The major US indices are moving lower. The Fitch downgrade is an excuse to push lower from elevated levels. The NASDAQ is leading the way with a decline of close to -1.4%.

Looking at the hourly chart, the NASDAQ index has gapped below its 100-hour moving average currently at 14191.70. Staying below that level and the sellers remain in control in the short term. The 200-hour moving average comes in at 13918.98.. The 61.8% retracement of the move down from the all-time high (not shown) is below that level at 13873.09. Both of those levels will be key barometers for the market going forward if tested. If broken, more selling. If it holds, buyers still hold the stronger hand. For now, sellers are making a short term play below the 100 hour MA.

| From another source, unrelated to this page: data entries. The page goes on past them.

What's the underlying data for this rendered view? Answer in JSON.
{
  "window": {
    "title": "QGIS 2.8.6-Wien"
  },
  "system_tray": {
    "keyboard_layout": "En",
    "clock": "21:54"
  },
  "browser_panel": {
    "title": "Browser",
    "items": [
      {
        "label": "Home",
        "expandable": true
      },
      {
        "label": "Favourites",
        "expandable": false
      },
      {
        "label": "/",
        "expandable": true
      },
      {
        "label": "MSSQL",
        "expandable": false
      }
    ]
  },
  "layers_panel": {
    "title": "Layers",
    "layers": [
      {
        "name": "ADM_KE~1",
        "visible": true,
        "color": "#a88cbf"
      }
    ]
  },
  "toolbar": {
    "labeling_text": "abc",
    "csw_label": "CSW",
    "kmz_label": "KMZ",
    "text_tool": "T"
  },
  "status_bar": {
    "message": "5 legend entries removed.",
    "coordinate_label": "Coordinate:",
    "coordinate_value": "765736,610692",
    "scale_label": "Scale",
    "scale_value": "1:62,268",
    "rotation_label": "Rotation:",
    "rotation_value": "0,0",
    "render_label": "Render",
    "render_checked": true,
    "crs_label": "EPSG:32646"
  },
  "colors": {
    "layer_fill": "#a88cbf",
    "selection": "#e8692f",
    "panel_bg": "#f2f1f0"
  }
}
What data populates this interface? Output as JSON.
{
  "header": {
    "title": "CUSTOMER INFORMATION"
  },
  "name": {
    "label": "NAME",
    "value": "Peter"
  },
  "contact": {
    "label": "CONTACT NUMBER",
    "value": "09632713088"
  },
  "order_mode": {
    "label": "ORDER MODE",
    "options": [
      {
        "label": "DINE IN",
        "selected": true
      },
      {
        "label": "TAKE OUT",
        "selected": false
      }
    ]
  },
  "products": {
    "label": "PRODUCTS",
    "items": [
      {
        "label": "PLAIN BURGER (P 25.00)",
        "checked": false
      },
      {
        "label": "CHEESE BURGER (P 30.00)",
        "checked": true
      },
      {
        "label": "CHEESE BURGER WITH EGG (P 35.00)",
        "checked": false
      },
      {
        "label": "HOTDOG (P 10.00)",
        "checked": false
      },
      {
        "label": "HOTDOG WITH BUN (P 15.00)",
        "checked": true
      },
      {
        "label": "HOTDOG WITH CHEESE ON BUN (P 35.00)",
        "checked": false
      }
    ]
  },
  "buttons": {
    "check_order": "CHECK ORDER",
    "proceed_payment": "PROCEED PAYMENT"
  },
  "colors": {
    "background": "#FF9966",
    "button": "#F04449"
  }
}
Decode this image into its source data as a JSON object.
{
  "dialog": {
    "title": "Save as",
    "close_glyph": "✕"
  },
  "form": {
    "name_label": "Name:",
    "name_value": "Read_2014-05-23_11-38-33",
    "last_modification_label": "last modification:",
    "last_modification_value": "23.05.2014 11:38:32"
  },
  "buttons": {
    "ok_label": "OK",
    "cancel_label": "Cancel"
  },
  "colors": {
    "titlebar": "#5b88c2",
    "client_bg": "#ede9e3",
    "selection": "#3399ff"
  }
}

A snapshot of the markets 11 minutes into the open is showing:

  • Dow Industrial Average -118.57 points or -0.33% at 35512.12
  • S&P index -35.87 points or -0.78% at 4540.85
  • S&P index is down -191 points or -1.34% at 14093.27

looking at the US debt market, yields are mixed with the shorter and lower and the longer and higher:

  • 2 year yield 4.897%, -1.2 basis points
  • 5 year yield 4.244%, -0.2 basis points
  • 10 year yield 4.083%, +3.7 basis points
  • 30 year yield 4.174% +7.3 basis points

The spread between the 2 and 30 year is now at -72 basis points. It’s still well negative but the spread was as wide as -113 basis points back on July 6.

The 2 – 10 year spread is -81 basis points. That is testing resistance near the July 13 high at -80.6 basis points.

The Fitch downgrade is likely to influence the longer and more than the shorter end. The shorter and is more focused on the Fed. The longer end is focused on the demand for US debt from global investors.